Single by Laurent Voulzy
- B-side: "Belle-Île-en-Mer, Marie-Galante"
- Released: 1985
- Genre: Chanson, pop
- Label: RCA
- Songwriters: Laurent Voulzy; Alain Souchon;
- Producers: Laurent Voulzy; Michel Cœuriot;

= Les nuits sans Kim Wilde =

"Les nuits sans Kim Wilde" ("The Nights without Kim Wilde") is a single by Laurent Voulzy about British singer Kim Wilde.

The initial idea came from Voulzy's fascination for Kim Wilde. Every time Wilde was on TV he recorded her on tape. During a working night, he played the tape and Alain Souchon, recognising the mix of obsession and admiration of his friend for Wilde, told him to write a song about her. At first Wilde was not very enthusiastic but still thought that it was a nice compliment. Listening to the draft with her family, her father suggested she reply to Voulzy. Wilde decided to record her voice and be in the clip made by Bernard Malige.

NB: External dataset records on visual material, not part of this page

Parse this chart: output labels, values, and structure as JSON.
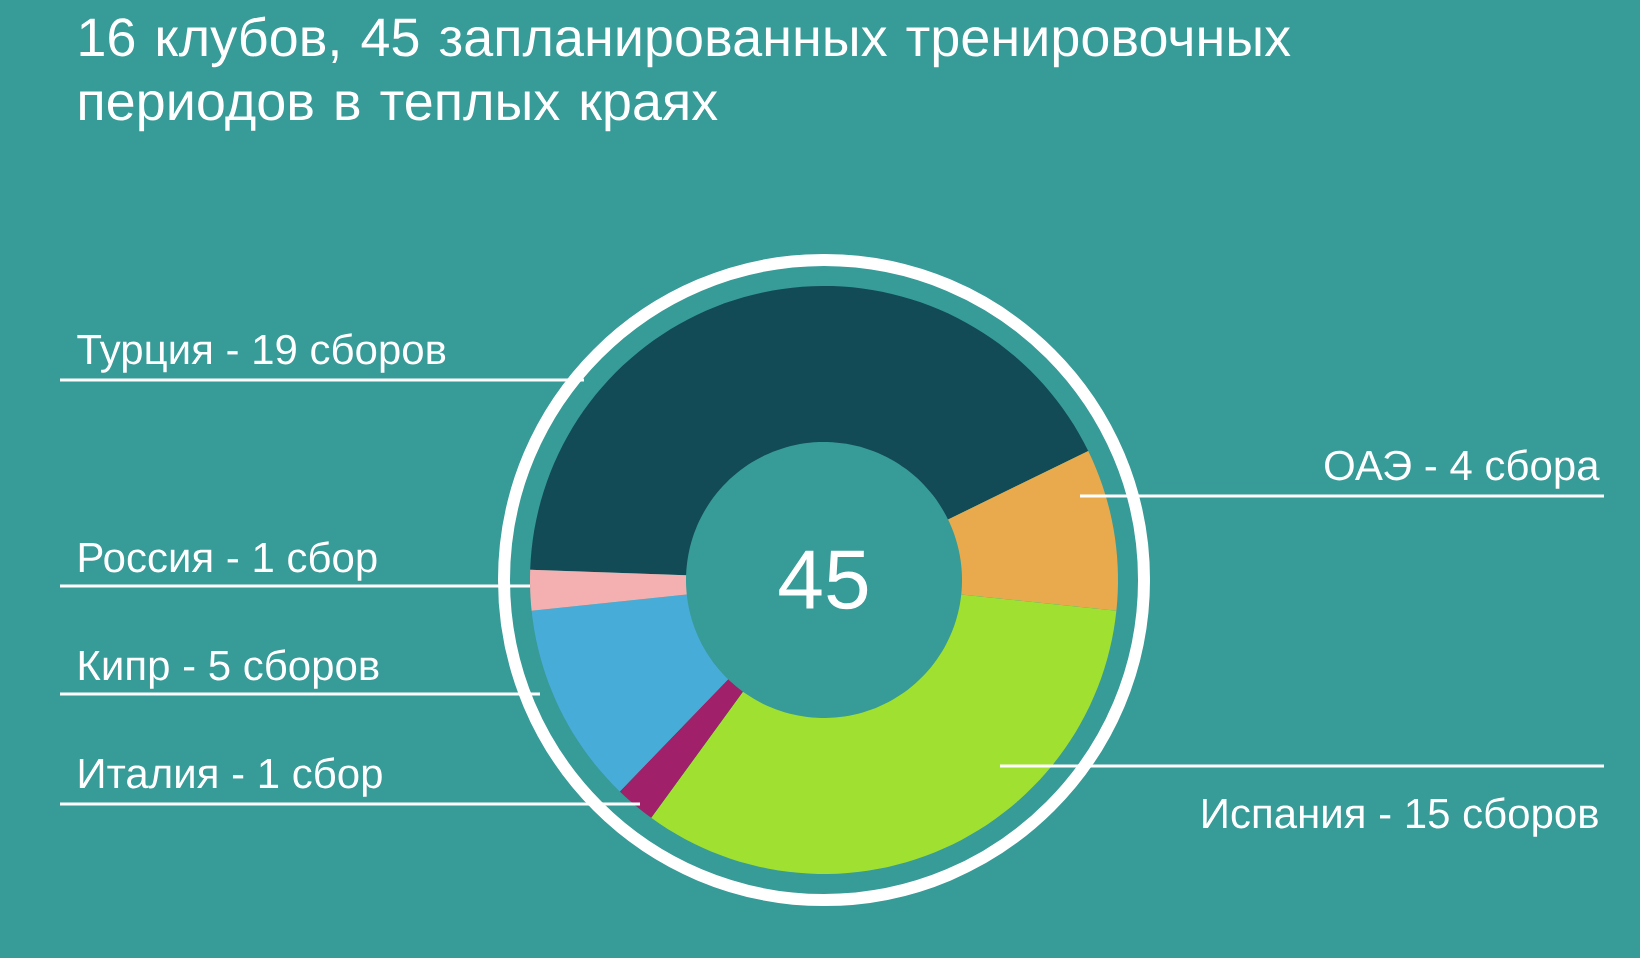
{
  "chart_data": {
    "type": "donut",
    "title": "16 клубов, 45 запланированных тренировочных периодов в теплых краях",
    "categories": [
      "Турция -",
      "ОАЭ -",
      "Испания -",
      "Италия -",
      "Кипр -",
      "Россия -"
    ],
    "values": [
      19,
      4,
      15,
      1,
      5,
      1
    ],
    "value_labels": [
      "19 сборов",
      "4 сбора",
      "15 сборов",
      "1 сбор",
      "5 сборов",
      "1 сбор"
    ],
    "colors": [
      "#124a56",
      "#e8aa4c",
      "#a0e030",
      "#a0206a",
      "#48acd8",
      "#f4b0b0"
    ],
    "annotations": [
      "45"
    ]
  }
}
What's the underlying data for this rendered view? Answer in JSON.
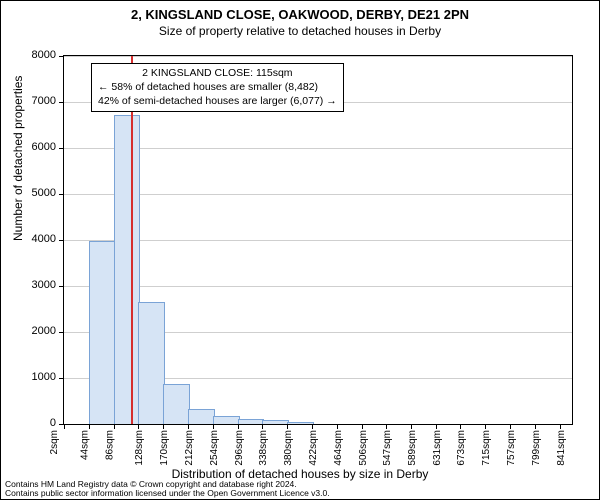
{
  "title": "2, KINGSLAND CLOSE, OAKWOOD, DERBY, DE21 2PN",
  "subtitle": "Size of property relative to detached houses in Derby",
  "title_fontsize": 13,
  "subtitle_fontsize": 12,
  "ylabel": "Number of detached properties",
  "xlabel": "Distribution of detached houses by size in Derby",
  "label_fontsize": 12,
  "background_color": "#ffffff",
  "border_color": "#000000",
  "grid_color": "#cfcfcf",
  "bar_fill_color": "#d6e4f5",
  "bar_border_color": "#7aa3d6",
  "reference_line_color": "#d62f2f",
  "chart": {
    "type": "histogram",
    "ylim": [
      0,
      8000
    ],
    "ytick_step": 1000,
    "yticks": [
      0,
      1000,
      2000,
      3000,
      4000,
      5000,
      6000,
      7000,
      8000
    ],
    "xrange_sqm": [
      2,
      862
    ],
    "xtick_labels": [
      "2sqm",
      "44sqm",
      "86sqm",
      "128sqm",
      "170sqm",
      "212sqm",
      "254sqm",
      "296sqm",
      "338sqm",
      "380sqm",
      "422sqm",
      "464sqm",
      "506sqm",
      "547sqm",
      "589sqm",
      "631sqm",
      "673sqm",
      "715sqm",
      "757sqm",
      "799sqm",
      "841sqm"
    ],
    "xtick_positions_sqm": [
      2,
      44,
      86,
      128,
      170,
      212,
      254,
      296,
      338,
      380,
      422,
      464,
      506,
      547,
      589,
      631,
      673,
      715,
      757,
      799,
      841
    ],
    "bars": [
      {
        "x_start_sqm": 44,
        "x_end_sqm": 86,
        "count": 3950
      },
      {
        "x_start_sqm": 86,
        "x_end_sqm": 128,
        "count": 6700
      },
      {
        "x_start_sqm": 128,
        "x_end_sqm": 170,
        "count": 2620
      },
      {
        "x_start_sqm": 170,
        "x_end_sqm": 212,
        "count": 850
      },
      {
        "x_start_sqm": 212,
        "x_end_sqm": 254,
        "count": 300
      },
      {
        "x_start_sqm": 254,
        "x_end_sqm": 296,
        "count": 160
      },
      {
        "x_start_sqm": 296,
        "x_end_sqm": 338,
        "count": 80
      },
      {
        "x_start_sqm": 338,
        "x_end_sqm": 380,
        "count": 60
      },
      {
        "x_start_sqm": 380,
        "x_end_sqm": 422,
        "count": 30
      },
      {
        "x_start_sqm": 422,
        "x_end_sqm": 464,
        "count": 0
      }
    ],
    "reference_x_sqm": 115
  },
  "annotation": {
    "line1": "2 KINGSLAND CLOSE: 115sqm",
    "line2": "← 58% of detached houses are smaller (8,482)",
    "line3": "42% of semi-detached houses are larger (6,077) →",
    "fontsize": 10.5
  },
  "footer": {
    "line1": "Contains HM Land Registry data © Crown copyright and database right 2024.",
    "line2": "Contains public sector information licensed under the Open Government Licence v3.0.",
    "fontsize": 8.5
  }
}
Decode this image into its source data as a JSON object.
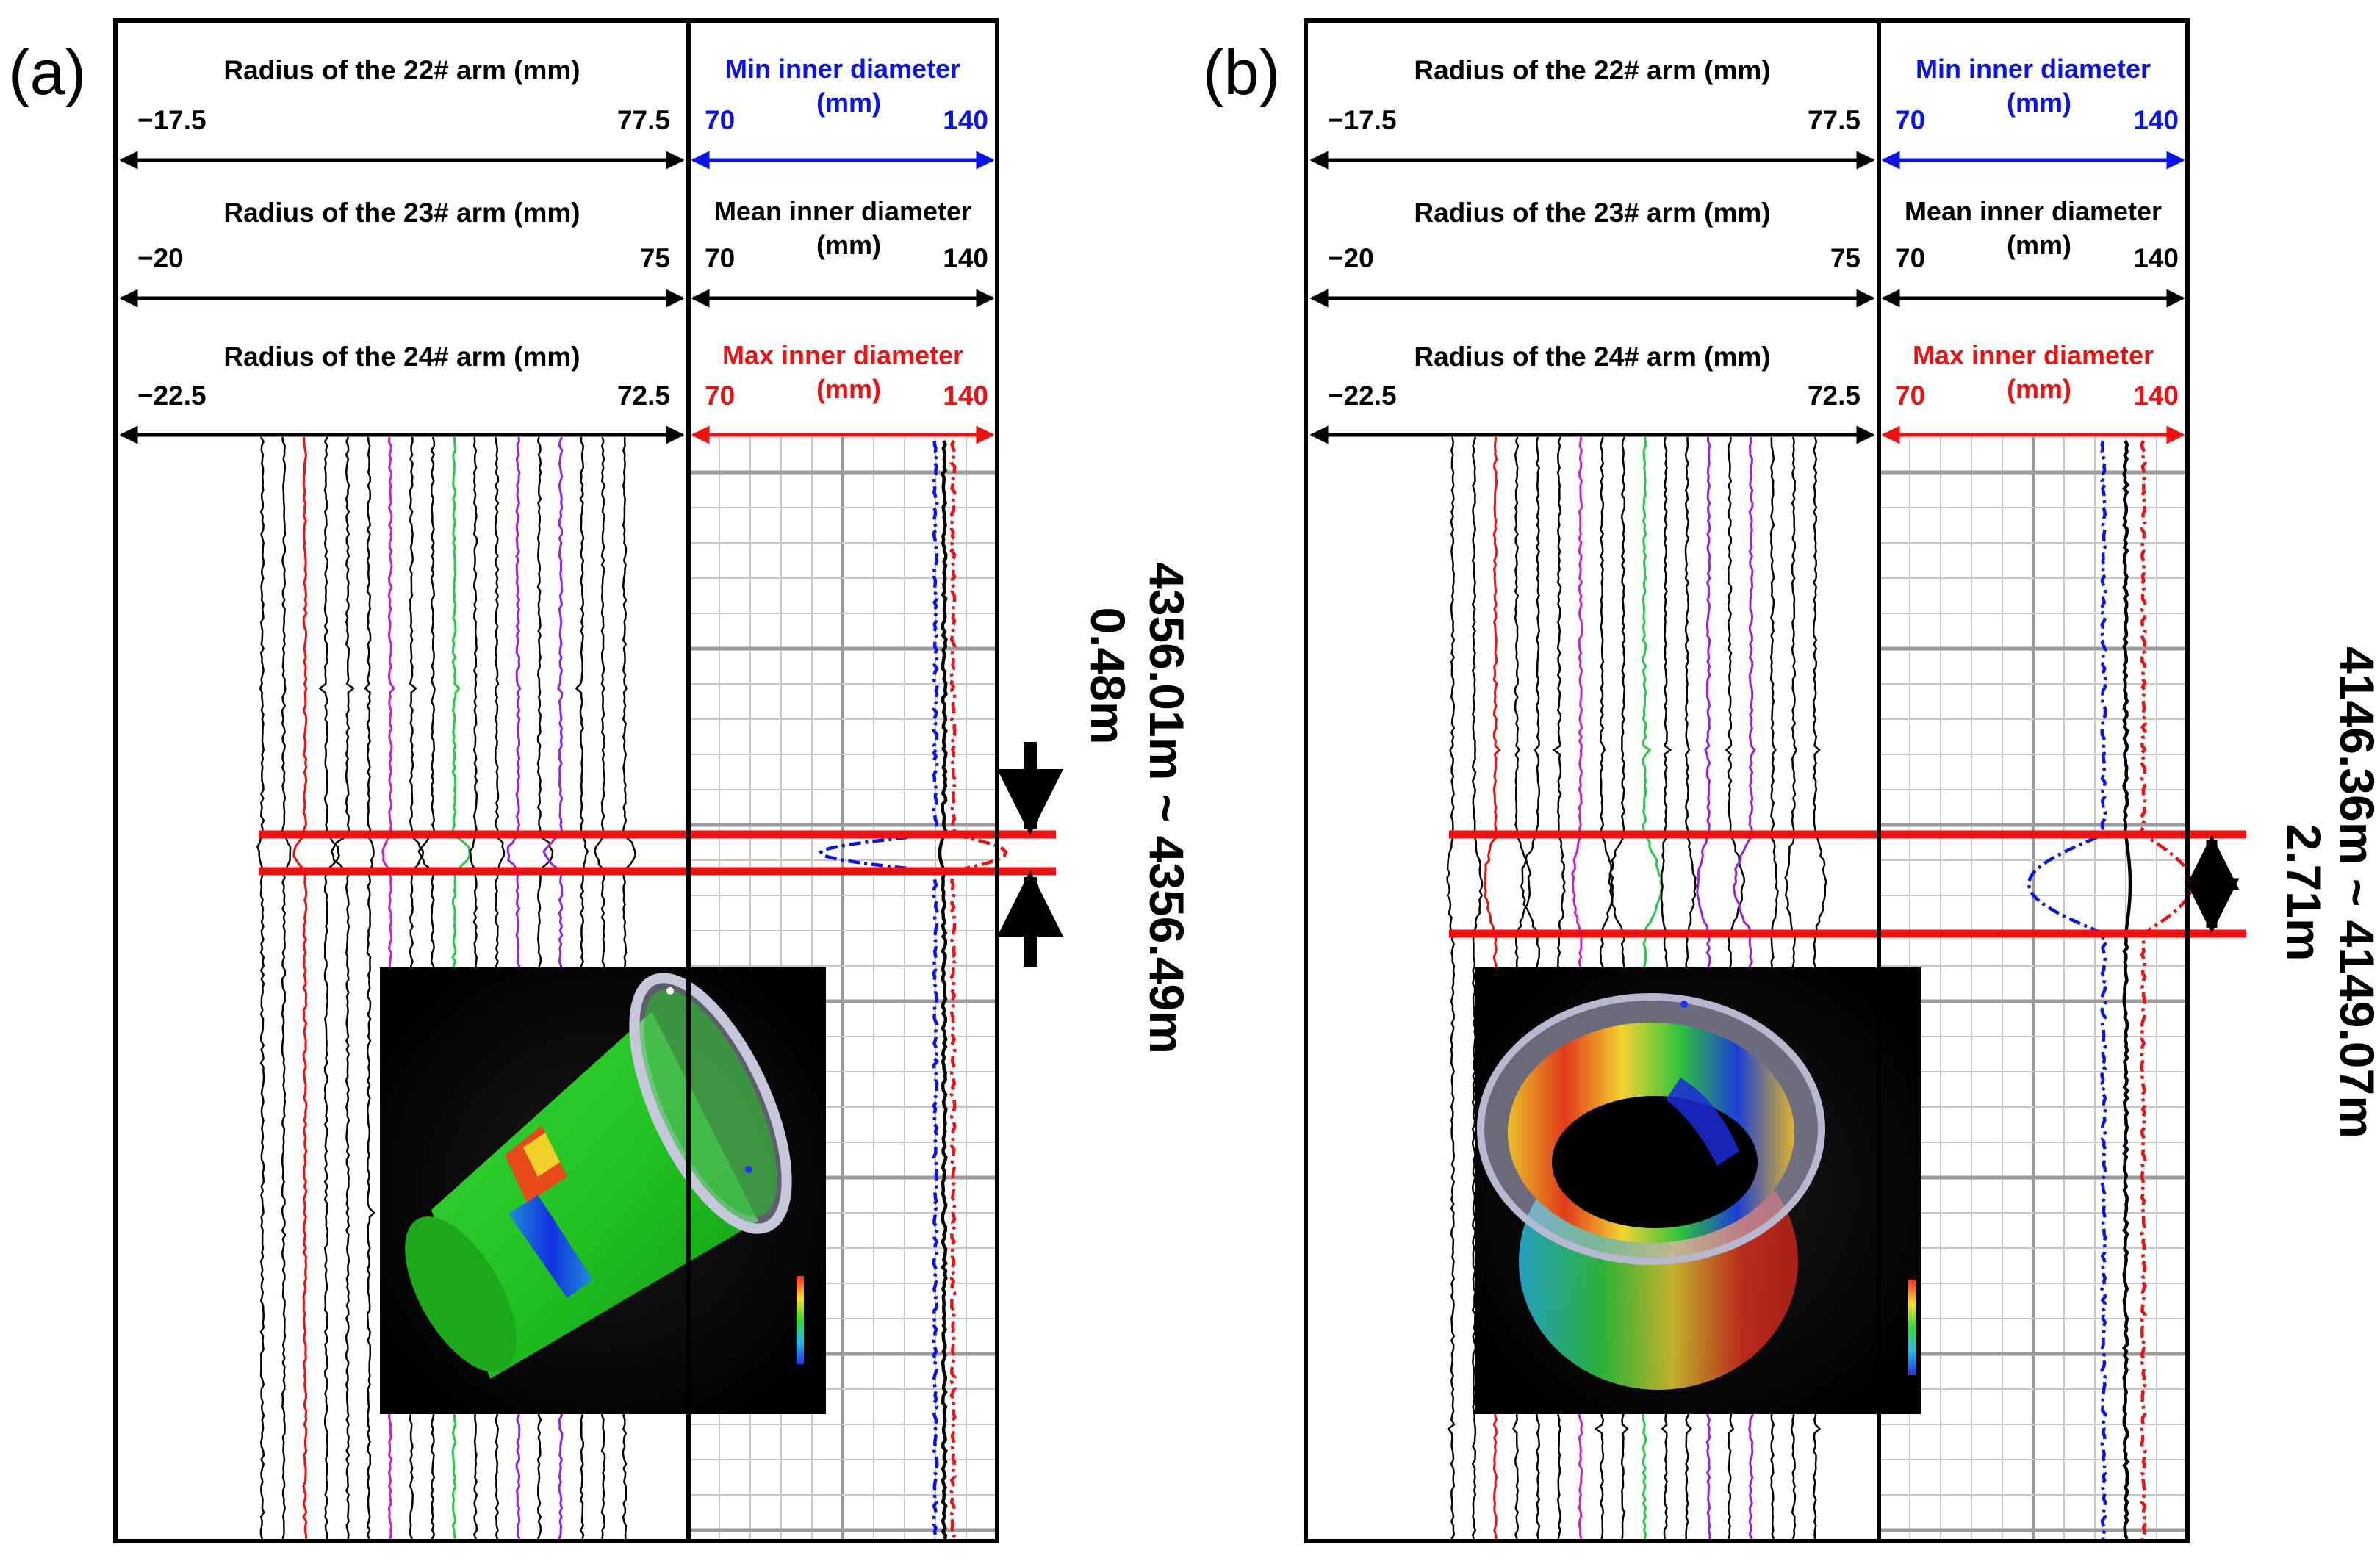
{
  "chart_data": [
    {
      "type": "line",
      "panel_label": "(a)",
      "left_track": {
        "arms": [
          {
            "title": "Radius of the 22# arm (mm)",
            "min": "−17.5",
            "max": "77.5"
          },
          {
            "title": "Radius of the 23# arm (mm)",
            "min": "−20",
            "max": "75"
          },
          {
            "title": "Radius of the 24# arm (mm)",
            "min": "−22.5",
            "max": "72.5"
          }
        ]
      },
      "right_track": {
        "series": [
          {
            "name": "Min inner diameter",
            "unit": "(mm)",
            "min": "70",
            "max": "140",
            "color": "#0a14e6"
          },
          {
            "name": "Mean inner diameter",
            "unit": "(mm)",
            "min": "70",
            "max": "140",
            "color": "#000000"
          },
          {
            "name": "Max inner diameter",
            "unit": "(mm)",
            "min": "70",
            "max": "140",
            "color": "#ee1111"
          }
        ],
        "baseline": {
          "min": 126,
          "mean": 128,
          "max": 130
        },
        "anomaly": {
          "min": 100,
          "mean": 127,
          "max": 142
        }
      },
      "depth_range": "4356.01m ~ 4356.49m",
      "thickness": "0.48m",
      "inset": "3d-tube-green"
    },
    {
      "type": "line",
      "panel_label": "(b)",
      "left_track": {
        "arms": [
          {
            "title": "Radius of the 22# arm (mm)",
            "min": "−17.5",
            "max": "77.5"
          },
          {
            "title": "Radius of the 23# arm (mm)",
            "min": "−20",
            "max": "75"
          },
          {
            "title": "Radius of the 24# arm (mm)",
            "min": "−22.5",
            "max": "72.5"
          }
        ]
      },
      "right_track": {
        "series": [
          {
            "name": "Min inner diameter",
            "unit": "(mm)",
            "min": "70",
            "max": "140",
            "color": "#0a14e6"
          },
          {
            "name": "Mean inner diameter",
            "unit": "(mm)",
            "min": "70",
            "max": "140",
            "color": "#000000"
          },
          {
            "name": "Max inner diameter",
            "unit": "(mm)",
            "min": "70",
            "max": "140",
            "color": "#ee1111"
          }
        ],
        "baseline": {
          "min": 121,
          "mean": 126,
          "max": 130
        },
        "anomaly": {
          "min": 104,
          "mean": 127,
          "max": 141
        }
      },
      "depth_range": "4146.36m ~ 4149.07m",
      "thickness": "2.71m",
      "inset": "3d-tube-colored"
    }
  ],
  "colors": {
    "red_marker": "#ee1111",
    "min_color": "#0a14e6",
    "mean_color": "#000000",
    "max_color": "#ee1111",
    "grid": "#c8c8c8"
  }
}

Written by Voulzy and Alain Souchon, it contains French and English lyrics and was initially released in France in 1985 after Wilde herself agreed to sing backing vocals on it, and was reissued in 1986, coupled with the song "Belle-île-en-mer, Marie Galante", it did not enter the Top 50, but was the 13th most played song on peripheral radio according to the Media Control chart of 19 August 1985. The song returned a few months later, but this time as the B-side to the single Belle-Île-en-Mer, Marie-Galante, which entered the Top 50 at the end of September 1986 for twenty weeks and reached number 20 for a fortnight.

An official video was made for the song in which Wilde made an appearance, singing some lyrics in both English and French.

The song contributed to Kim Wilde's popularity in France.